Looking for a particular family of C.Y quintics

Question

It is possible to construct (in many ways) a family of Calabi-Yau quintics $\mathcal{X}\rightarrow \Delta$, over disk, such that the fiber over $0$ has a singularities locally given by the equation $x_1^2+x_2^2+x_3^2+x_4^2=0$ and the others are smooth quintics. In such families there is vanishing cycle in generic fiber which is a Lagrangian isomorphic to $S^3$ and collapses to the node at central fiber. This Lagrangian $S^3$ is obtained by the deformation of the local equation: $$x_1^2+x_2^2+x_3^2+x_4^2=0 \rightarrow x_1^2+x_2^2+x_3^2+x_4^2=\epsilon$$

Here is my questions: Consider the Fermat quintic $z_1^5+\cdots+z_5^5=0$ and its real locus which is a Lagrangian isomorphic to $S^3 /\mathbb{Z}_2$. Is there any one parameter family of C.Y 3-folds with one fiber isomorphic to Fermat quintic, such that real locus of quintic apears as vanishing cycle for this family ?
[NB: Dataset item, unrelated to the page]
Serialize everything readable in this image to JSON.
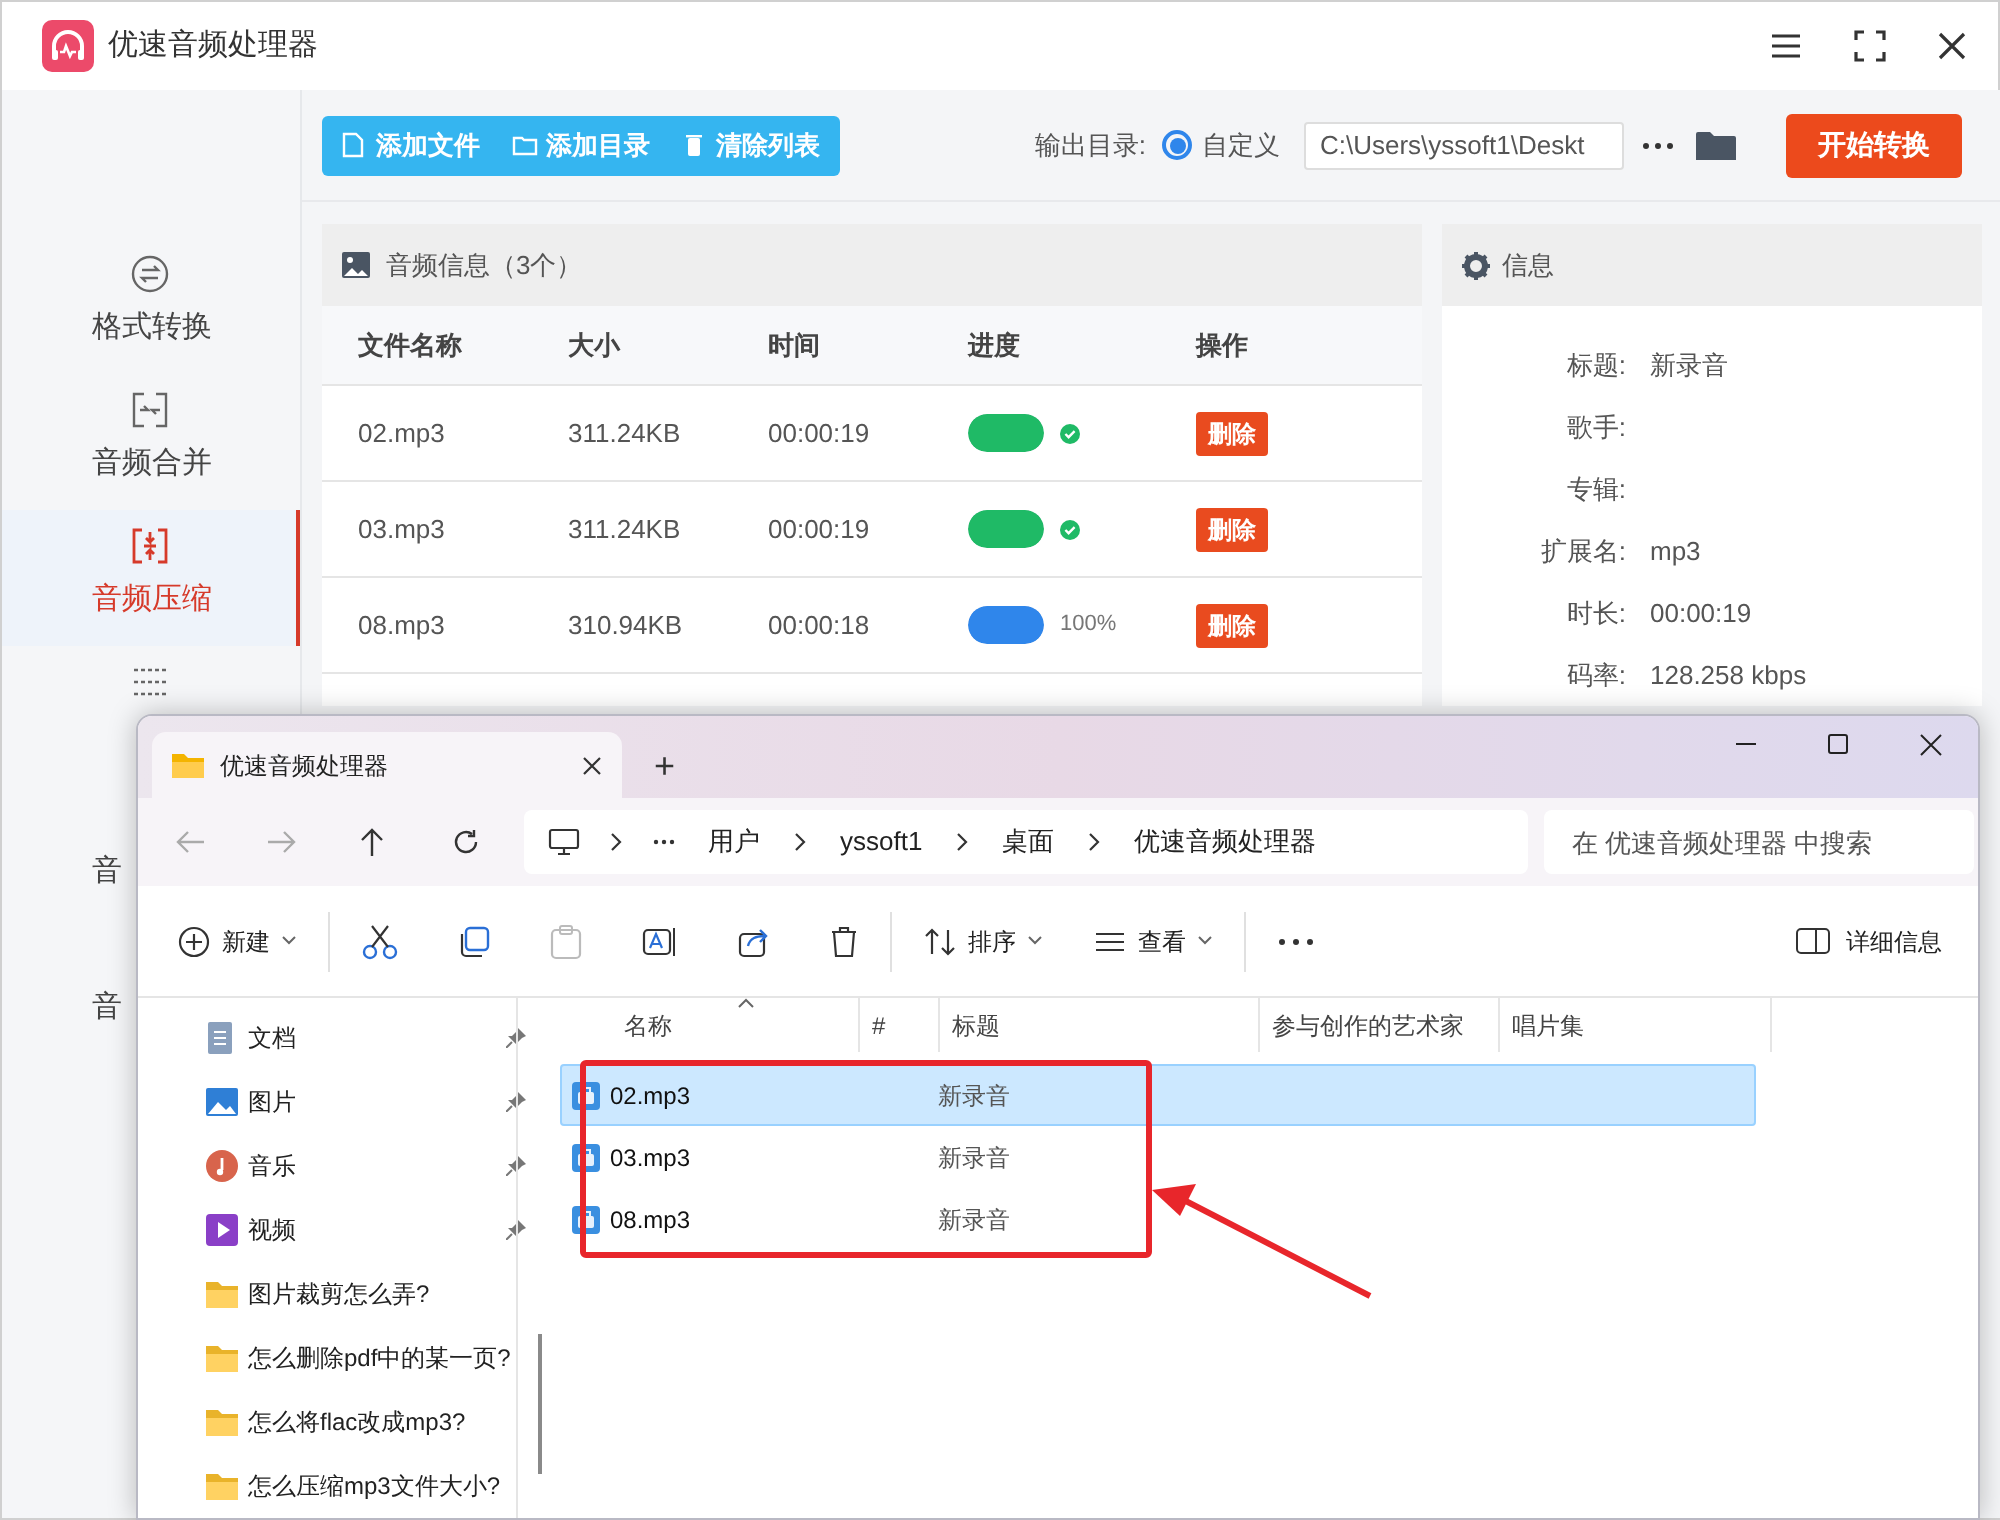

Comment: I think if there is such family then the singular fiber has to have orbifold singularities given by local equation: ${x_1^2+x_2^2+x_3^2+x_4^2=0}/\mathbb{Z}_2$ and I think its impossible to write a family of degree 5 equations with this type local singularities!

Answer 1

Let me say first, that I really like this question. Very unusual question about such well known things (in fact I did not know even that the real quintic $\sum_i x_i^5=0$ is $\mathbb RP^3$).
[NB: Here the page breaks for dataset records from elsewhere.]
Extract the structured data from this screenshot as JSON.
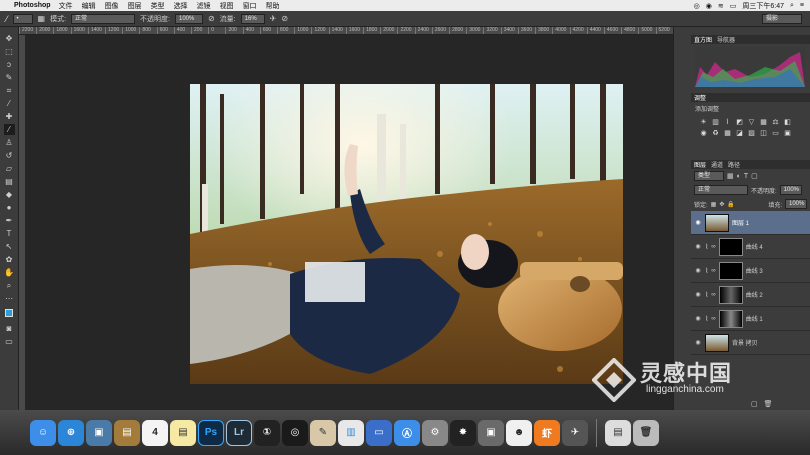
{
  "menubar": {
    "app_name": "Photoshop",
    "items": [
      "文件",
      "编辑",
      "图像",
      "图层",
      "类型",
      "选择",
      "滤镜",
      "视图",
      "窗口",
      "帮助"
    ],
    "clock": "周三下午6:47"
  },
  "options": {
    "mode_label": "模式:",
    "mode_value": "正常",
    "opacity_label": "不透明度:",
    "opacity_value": "100%",
    "flow_label": "流量:",
    "flow_value": "16%",
    "workspace": "摄影"
  },
  "ruler_ticks": [
    "2200",
    "2000",
    "1800",
    "1600",
    "1400",
    "1200",
    "1000",
    "800",
    "600",
    "400",
    "200",
    "0",
    "200",
    "400",
    "600",
    "800",
    "1000",
    "1200",
    "1400",
    "1600",
    "1800",
    "2000",
    "2200",
    "2400",
    "2600",
    "2800",
    "3000",
    "3200",
    "3400",
    "3600",
    "3800",
    "4000",
    "4200",
    "4400",
    "4600",
    "4800",
    "5000",
    "5200"
  ],
  "histogram": {
    "tabs": [
      "直方图",
      "导航器"
    ]
  },
  "adjustments": {
    "tab": "调整",
    "title": "添加调整"
  },
  "layers": {
    "tabs": [
      "图层",
      "通道",
      "路径"
    ],
    "kind_label": "类型",
    "blend_mode": "正常",
    "opacity_label": "不透明度:",
    "opacity_value": "100%",
    "lock_label": "锁定:",
    "fill_label": "填充:",
    "fill_value": "100%",
    "items": [
      {
        "name": "图层 1"
      },
      {
        "name": "曲线 4"
      },
      {
        "name": "曲线 3"
      },
      {
        "name": "曲线 2"
      },
      {
        "name": "曲线 1"
      },
      {
        "name": "背景 拷贝"
      }
    ]
  },
  "dock": {
    "ps_label": "Ps",
    "lr_label": "Lr",
    "calendar_day": "4",
    "xiami_label": "虾"
  },
  "watermark": {
    "title": "灵感中国",
    "url": "lingganchina.com"
  }
}
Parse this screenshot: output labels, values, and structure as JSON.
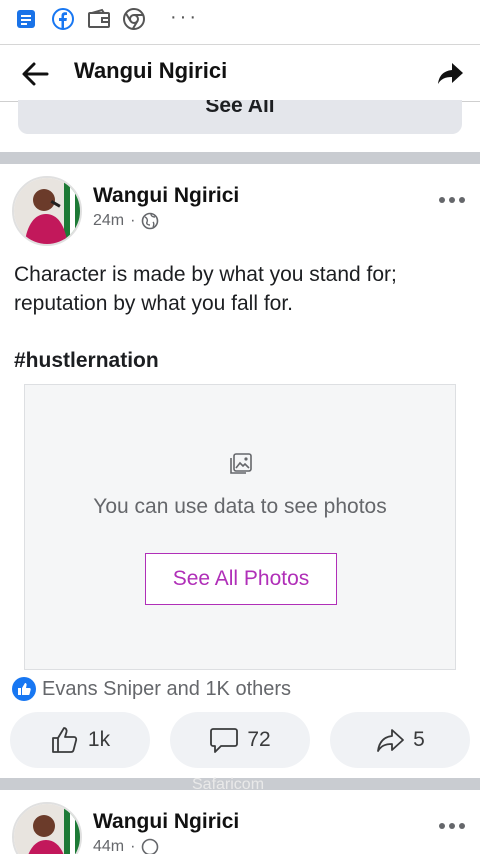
{
  "statusbar": {
    "icons": [
      "docs-icon",
      "facebook-icon",
      "wallet-icon",
      "chrome-icon"
    ],
    "overflow": "···"
  },
  "topbar": {
    "title": "Wangui Ngirici"
  },
  "previous_section": {
    "see_all_label": "See All"
  },
  "post": {
    "author": "Wangui Ngirici",
    "time": "24m",
    "text": "Character is made by what you stand for; reputation by what you fall for.",
    "hashtag": "#hustlernation",
    "media_placeholder": {
      "message": "You can use data to see photos",
      "button_label": "See All Photos"
    },
    "reactions_text": "Evans Sniper and 1K others",
    "actions": {
      "likes": "1k",
      "comments": "72",
      "shares": "5"
    }
  },
  "carrier_watermark": "Safaricom",
  "next_post": {
    "author": "Wangui Ngirici",
    "time": "44m"
  },
  "colors": {
    "accent_link": "#b02fb8",
    "facebook_blue": "#1877f2",
    "separator": "#c9ccd1"
  }
}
This is not an answer, but more like my interpretation of this question (hopefully correct one). The first comment is about vanishing cycles. Usually, when we speak about vanishing cycles in symplectic geometry, we speak about lagrangan spheres in a fiber of a Lefshetz fibraton constructed using parallel transport given by the symplectic connection on the fibers. But Lefshetz pencil is just the most simple object of algebraic geometry. We can consider instead other one-parameter families of algebraic varieties, that can have singularities more complicated than double points $A_1$. In this case again we can ask what will be the shape of the vanishing cycle constructed via symplectic parallel transport? How does it look like? The point that I want to make is that in a large case of situations, this vanishing cycle will not look at all like a manifold.
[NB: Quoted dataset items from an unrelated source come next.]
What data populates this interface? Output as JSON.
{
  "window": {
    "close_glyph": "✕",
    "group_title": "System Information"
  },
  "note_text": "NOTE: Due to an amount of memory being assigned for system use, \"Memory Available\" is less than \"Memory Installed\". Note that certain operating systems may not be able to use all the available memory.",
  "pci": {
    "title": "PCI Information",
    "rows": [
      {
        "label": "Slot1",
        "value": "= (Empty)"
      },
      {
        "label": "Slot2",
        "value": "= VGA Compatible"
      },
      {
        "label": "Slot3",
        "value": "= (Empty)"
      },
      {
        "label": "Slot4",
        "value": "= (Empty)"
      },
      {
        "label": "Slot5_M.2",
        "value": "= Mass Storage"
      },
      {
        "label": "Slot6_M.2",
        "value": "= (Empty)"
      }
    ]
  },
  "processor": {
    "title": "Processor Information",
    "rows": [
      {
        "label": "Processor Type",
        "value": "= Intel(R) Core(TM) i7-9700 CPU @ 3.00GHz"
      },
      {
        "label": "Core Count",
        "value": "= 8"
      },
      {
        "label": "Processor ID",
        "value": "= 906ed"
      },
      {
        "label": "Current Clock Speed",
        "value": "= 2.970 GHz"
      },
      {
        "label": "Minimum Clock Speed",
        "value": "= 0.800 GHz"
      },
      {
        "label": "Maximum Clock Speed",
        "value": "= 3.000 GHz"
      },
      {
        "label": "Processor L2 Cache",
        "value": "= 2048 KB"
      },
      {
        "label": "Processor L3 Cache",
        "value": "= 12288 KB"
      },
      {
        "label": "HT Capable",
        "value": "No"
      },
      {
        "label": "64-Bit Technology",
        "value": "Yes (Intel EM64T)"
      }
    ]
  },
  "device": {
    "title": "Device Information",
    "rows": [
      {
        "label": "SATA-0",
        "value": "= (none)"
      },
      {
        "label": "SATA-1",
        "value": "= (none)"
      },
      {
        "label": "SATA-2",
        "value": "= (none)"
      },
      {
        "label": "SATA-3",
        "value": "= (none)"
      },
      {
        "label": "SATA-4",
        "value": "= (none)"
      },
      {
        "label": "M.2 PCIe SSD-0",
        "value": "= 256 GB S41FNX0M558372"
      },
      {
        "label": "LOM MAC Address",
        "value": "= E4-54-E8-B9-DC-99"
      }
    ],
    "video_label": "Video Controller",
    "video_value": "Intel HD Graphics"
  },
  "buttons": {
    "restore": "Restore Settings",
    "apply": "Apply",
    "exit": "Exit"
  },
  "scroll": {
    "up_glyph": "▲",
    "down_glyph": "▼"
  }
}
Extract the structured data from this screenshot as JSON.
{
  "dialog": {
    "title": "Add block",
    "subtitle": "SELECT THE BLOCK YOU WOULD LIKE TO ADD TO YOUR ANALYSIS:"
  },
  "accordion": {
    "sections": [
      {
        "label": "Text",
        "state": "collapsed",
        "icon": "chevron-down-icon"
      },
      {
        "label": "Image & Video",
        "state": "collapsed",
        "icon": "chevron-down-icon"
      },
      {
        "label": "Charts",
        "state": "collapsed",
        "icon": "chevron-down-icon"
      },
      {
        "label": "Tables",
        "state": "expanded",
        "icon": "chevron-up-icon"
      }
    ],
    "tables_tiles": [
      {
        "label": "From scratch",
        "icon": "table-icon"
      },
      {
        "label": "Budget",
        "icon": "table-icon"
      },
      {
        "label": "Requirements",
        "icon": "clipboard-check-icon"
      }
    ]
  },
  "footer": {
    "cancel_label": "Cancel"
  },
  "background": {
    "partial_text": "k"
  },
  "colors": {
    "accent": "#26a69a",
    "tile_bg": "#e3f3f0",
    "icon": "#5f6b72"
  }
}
Namely, we will consider the example coming from a function on $\mathbb C^n$ with isolated singularity. I.e., we have an analytic function $F:\mathbb C^n\to \mathbb C$ with isolated singularity at $0$ and consider its level sets: hyper-surfaces $F_t:=F^{-1}(t)$ intersected with $B_\varepsilon(0)$ (the ball of radius $\varepsilon$). Then we know that the homotopy type of $F_t\cap B_{\varepsilon}$ is a bucket of $k$ spheres, where $k$ is the Milnor number of the singularity. Now, I think (and here I can not provide the proof), that the vanishing cycle is a deformation retract of $F_t\cap B_{\varepsilon}$. Hence it can not be diffeomorphic to a manifold unless $k=1$. In this case it has to be homotopy equivalent to a sphere, i.e., homeomoerphic to it (by Poincare).

In the case when the singularity of $F$ is non-degenerate (double point), the vanishing cycle is of course diffeomorphic to $S^n$, but maybe if we consider Brieskorn singularities we will be able to get vanishing cycles that are exotic spheres as well?

The above situation concerns the case when the total space of the fibration is smooth. In this case we does not seem to be able to get $\mathbb RP^{n-1}$ as a vanishing cycle. But if we allow singularities in the total space of the fibration, we can get it. Indeed if we consider the function $\sum_i x_i^2=0$ on the total space $\mathbb C^n/\mathbb Z_2$, where $\mathbb Z_2$ is acting by $z\to -z$, the vanishing cycle will be diffomorphic to $\mathbb RP^{n-1}$. In sum, it seems to me that the following question is interesting: can we describe the class of manifolds what appear as vanishing cycles of algebraic one-parameter families?

As for the question itself, I don't know what is the answer...